There must be something more to it, because this sounded like a solvable problem. “But you do have ingredients, right? Can’t you just tweak the menu?”
“This isn’t about using coconut milk if you run out of almond milk, or putting a Sold Out! sign on the decaf when you didn’t order enough. I am sorry to say it, Rhett,” Bernardo shook his head, “but your experience doesn’t apply here.”
Ouch.
“Just … explain it to me. Please. Why can’t—”
“Eggs and oaths are easily broken,” Bernardo muttered, turning away from Everett and heading back to the kitchen.
“Look, bitch, I gotta jet, I don’t need Bernardo pissed at me, too. Chef’s gonna wanna grate my scrote for even talking to you, so I’mma microwave this explanation. Like, we need an entirely different menu. And Evan already told people what to expect.”
“So, say it’s a special opening day menu?”
“Restaurant suicide.” Morris dragged a finger across his neck. “Journalists, critics, self-important bloggers, every bitch in the city with an opinion to share. This is bigger than the typical opening for sure, but nice as it is to be at the top, the fall from up high is one hell of a bitch.”
“Can’t we just go shopping to get some new ingredients? I know it will cost more to get what we need at Central Market or wherever, but—”
“Just stop.” Morris shook his head, holding a hand palm out to stop Everett from saying anything else. “I don’t mean to be a bitch, but we barely know each other. We’re not friends enough for me to risk losing my job. You need to go. Okay?”

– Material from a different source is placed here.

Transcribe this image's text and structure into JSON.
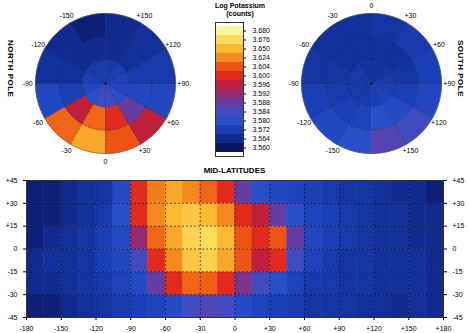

“What if I really can help? Please, Morris …” Then again, with every ounce of emotion he had. “Please. One minute. That’s it. You give me one more minute and not only will I be out of here if I can’t figure out a way to help, but I swear on my son’s life that you’ll never see me again.”
“Well shit, bitch. Sixty seconds, starting now.”
“Fast as you can, tell me why we can’t get what we need at the grocery store.”
“Way too expensive. And we’re talking specialty peppers from all over Texas and Mexico. Mirasols, arbols, chilhuacle rojos. And some you probably have heard of, like cascabels and guajillos. Special-order shit that Chef was sure he had special ordered. But what he actually ordered? Boxes and boxes and boxes of plain old red bell peppers.”
“He can’t make a single one of the regional dishes he had planned without peppers from that region. Well, he can, but they won’t taste authentic. They’re going to taste like an American made th— why are you looking at me like that?”
“Has it been a minute?”
“I guess?” Morris was still looking at him, perplexed. “You got a plan?”
Everett grinned. “You bet I do, bitch.”